Although I was unable to attend myself because of business commitments here in Wellington, I’ve been following developments at the Micronesian Regional Women’s Summit being hosting in Palau this week by my colleagues Assistant Secretary Tony Babauta and Ambassador Helen Reed-Rowe. The Assistant Secretary heads our Department of Interior’s Office of Insular Affairs, and I have worked with him on issues related to the Pacific Islands.

There is a lot going on at the Summit, but I thought I’d focus on one particular development. Women in Business Development Inc. (WIBDI), about which I have written several times, and the Council for Native Hawaiian Advancement (CNHA) have committed to explore expansion of WIBDI’s organic coconut oil program to Hawaii and Native Hawaiian family farmers.

CNHA President/CEO Danner (left) with WIBDI Executive Director Tafuna'i, in Palau. Click through for image source.

CNHA President/CEO Danner (left) with WIBDI Executive Director Tafuna’i, in Palau.

“Over the last 16 years, we have worked with small groups of indigenous producers to establish coconut oil processing systems to supply large markets,” said Adi Tafuna’i, Executive Director of WIBDI.  “By working together with many small farming families, the Pacific is establishing itself as capable of meeting market demand that would otherwise not be possible for a single family or island in the Pacific.”

WIBDI’s existing coconut oil projects in Samoa involve approximately 80,000 acres tended by more than 700 families. To create the critical mass necessary to compete successfully in international markets, Adi and WIBDI have organized women in Tonga, Vanuatu, Cook Islands, and elsewhere.

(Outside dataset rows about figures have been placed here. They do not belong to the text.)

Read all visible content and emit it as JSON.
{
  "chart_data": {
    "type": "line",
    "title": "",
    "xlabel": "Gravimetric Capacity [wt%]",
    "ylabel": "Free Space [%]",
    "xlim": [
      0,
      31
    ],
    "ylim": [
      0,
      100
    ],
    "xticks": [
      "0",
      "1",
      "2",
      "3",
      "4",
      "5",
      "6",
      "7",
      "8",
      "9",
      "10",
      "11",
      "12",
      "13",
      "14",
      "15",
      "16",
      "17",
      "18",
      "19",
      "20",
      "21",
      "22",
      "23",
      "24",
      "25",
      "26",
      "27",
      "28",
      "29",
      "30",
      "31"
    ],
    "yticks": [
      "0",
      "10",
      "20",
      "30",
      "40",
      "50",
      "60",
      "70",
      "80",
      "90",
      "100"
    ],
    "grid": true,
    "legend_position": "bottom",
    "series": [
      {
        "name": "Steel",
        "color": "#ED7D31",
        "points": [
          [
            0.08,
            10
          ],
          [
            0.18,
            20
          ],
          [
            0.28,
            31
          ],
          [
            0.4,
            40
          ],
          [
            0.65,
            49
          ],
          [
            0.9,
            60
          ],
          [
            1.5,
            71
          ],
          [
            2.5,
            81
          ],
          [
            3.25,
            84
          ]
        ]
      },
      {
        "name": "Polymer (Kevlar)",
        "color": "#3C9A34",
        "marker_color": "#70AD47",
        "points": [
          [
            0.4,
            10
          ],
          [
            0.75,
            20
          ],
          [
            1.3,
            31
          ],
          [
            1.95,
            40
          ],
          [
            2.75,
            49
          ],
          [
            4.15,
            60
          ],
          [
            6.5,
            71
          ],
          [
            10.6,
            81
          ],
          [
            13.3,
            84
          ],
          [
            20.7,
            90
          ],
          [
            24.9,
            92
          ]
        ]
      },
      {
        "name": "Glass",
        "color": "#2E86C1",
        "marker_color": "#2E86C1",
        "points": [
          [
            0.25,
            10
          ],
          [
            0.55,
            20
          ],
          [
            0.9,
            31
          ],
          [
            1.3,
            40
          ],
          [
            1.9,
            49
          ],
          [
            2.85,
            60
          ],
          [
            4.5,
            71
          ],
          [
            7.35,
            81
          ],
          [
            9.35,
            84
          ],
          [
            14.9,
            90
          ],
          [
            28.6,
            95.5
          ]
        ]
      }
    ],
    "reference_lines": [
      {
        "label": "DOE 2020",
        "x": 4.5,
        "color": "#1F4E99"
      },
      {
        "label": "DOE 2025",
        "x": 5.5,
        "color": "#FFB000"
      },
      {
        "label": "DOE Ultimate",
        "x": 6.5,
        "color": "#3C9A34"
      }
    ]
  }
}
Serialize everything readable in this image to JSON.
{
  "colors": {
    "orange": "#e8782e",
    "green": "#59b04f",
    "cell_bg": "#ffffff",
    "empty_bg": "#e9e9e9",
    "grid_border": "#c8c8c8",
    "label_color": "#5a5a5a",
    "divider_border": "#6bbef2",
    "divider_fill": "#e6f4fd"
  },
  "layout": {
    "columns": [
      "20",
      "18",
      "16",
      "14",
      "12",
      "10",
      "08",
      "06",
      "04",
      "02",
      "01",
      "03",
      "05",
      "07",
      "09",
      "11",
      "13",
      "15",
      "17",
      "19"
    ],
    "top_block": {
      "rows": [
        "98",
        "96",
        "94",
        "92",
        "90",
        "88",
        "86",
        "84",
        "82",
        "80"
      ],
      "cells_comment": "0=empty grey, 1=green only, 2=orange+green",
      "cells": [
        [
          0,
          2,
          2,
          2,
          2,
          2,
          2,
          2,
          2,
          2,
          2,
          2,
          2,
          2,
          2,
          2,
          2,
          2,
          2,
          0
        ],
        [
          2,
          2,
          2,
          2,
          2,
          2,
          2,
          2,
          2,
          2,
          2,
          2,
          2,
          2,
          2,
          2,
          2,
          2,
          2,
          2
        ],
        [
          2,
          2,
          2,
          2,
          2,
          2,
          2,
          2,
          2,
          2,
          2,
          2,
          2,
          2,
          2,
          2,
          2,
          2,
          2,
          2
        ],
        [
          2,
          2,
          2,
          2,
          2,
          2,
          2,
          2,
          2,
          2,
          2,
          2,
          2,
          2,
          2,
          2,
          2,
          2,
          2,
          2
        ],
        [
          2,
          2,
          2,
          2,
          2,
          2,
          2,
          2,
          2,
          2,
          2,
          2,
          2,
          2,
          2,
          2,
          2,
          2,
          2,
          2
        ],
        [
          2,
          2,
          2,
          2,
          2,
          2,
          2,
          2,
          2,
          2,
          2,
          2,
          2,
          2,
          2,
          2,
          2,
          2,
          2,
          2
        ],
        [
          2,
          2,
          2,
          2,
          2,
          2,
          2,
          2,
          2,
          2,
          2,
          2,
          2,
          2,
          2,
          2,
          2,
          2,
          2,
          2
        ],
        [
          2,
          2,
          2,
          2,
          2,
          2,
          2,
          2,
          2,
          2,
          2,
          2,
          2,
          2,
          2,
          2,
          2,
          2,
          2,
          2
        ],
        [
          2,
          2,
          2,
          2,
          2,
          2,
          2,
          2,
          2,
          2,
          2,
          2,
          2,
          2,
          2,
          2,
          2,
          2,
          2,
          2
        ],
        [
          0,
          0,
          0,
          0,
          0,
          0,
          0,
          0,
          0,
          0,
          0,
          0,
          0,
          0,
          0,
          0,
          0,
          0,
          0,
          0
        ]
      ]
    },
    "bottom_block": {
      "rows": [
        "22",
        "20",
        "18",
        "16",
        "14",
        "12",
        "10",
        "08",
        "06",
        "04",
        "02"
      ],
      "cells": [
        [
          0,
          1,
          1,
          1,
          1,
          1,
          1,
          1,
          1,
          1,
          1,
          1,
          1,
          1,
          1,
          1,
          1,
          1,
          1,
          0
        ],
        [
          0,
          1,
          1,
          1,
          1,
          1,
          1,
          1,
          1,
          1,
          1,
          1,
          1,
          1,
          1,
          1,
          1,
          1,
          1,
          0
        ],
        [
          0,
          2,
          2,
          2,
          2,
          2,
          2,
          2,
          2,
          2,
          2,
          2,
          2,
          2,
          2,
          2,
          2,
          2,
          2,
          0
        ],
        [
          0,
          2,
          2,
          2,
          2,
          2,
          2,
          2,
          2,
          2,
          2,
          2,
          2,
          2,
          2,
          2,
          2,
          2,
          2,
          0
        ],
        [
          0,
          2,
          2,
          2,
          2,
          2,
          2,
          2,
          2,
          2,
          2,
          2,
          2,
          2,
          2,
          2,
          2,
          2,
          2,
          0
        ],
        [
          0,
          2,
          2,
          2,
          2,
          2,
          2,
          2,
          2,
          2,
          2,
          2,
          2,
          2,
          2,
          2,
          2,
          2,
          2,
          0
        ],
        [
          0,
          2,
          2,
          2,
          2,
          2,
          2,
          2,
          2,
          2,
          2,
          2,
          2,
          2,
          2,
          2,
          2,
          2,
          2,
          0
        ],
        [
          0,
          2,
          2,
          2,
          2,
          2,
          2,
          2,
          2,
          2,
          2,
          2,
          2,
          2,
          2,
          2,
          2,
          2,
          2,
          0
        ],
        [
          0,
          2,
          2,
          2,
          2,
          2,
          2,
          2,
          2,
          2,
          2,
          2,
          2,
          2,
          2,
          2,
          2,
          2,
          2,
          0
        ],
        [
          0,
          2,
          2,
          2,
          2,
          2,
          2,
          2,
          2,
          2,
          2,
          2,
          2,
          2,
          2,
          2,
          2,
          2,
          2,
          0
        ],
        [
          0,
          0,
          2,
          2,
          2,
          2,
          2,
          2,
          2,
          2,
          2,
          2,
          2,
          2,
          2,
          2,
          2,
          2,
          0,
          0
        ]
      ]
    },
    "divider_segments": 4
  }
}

For her groundbreaking efforts, Adi was recently honored in Washington, DC with Vital Voices’ prestigious Economic Empowerment Award.

Hawaii is a promising location for collaboration. As CNHA President Robin Puanani Danner said, “It is an exciting opportunity worth exploring. Agricultural lands under our land trust established in 1920 by Congress may be a great place to pilot further expansion of coconut oil production. We are committed to exploring the feasibility, identifying homestead families to pilot the process, and working with WIBDI to enter the consortium of Pacific Islanders providing coconut oil on the world market.”

Beautiful Hawaii. Click through for image source.

Beautiful Hawaii.

As President Danner said when she addressed delegates at the Summit, “We have more in common than differences among Pacific Island peoples. Ideas and solutions are often inter-changeable or at least have great potential for success when we share experiences and adjust to the uniqueness of each island economy.”

This is exactly the kind of entrepreneurial, people-to-people collaboration that infuses the Obama Administration’s approach to the Pacific, the President’s home region. That’s why we at Embassy Apia have focused on supporting, promoting, and assisting impactful groups such as WIBDI and SROS, and why Assistant Secretary Babauta engages tirelessly with a wide variety of Pacific Island organizations across the region.

CNHA will host a visit to Hawaii by a WIBDI team before the end of the year, and will work to establish a coconut oil pressing and processing pilot project shortly thereafter.  In the meantime, CNHA will convene small groups of families to determine interest, model financial projections, analyze feasibility, and discuss project scale.

WIBDI booth at a festival in Samoa. Click through for image source.

WIBDI booth at a festival in Samoa.

As you know from my prior posts, WIBDI was founded in 1991 and takes a strategic, diversified approach to economic development by building organically certified agricultural co-ops, seeding micro-finance capabilities, preserving and commercializing Samoan traditional crafts, providing training and mentoring to women and girls, and establishing farmers markets. Adi Tafuna’i was there at the start and continues to be the driving force behind the organization.

CNHA is a national network of Native Hawaiian Organizations committed to enhancing life in Hawaii through the cultural, economic, and community development of Native Hawaiians. It provides assistance in accessing capital and technical resources, and serves as a policy voice on issues important to Native Hawaiian communities.

I look forward to talking with Adi again after the exploratory trip to Hawaii, and I will report back as the Samoa-Hawaii collaboration begins to take shape.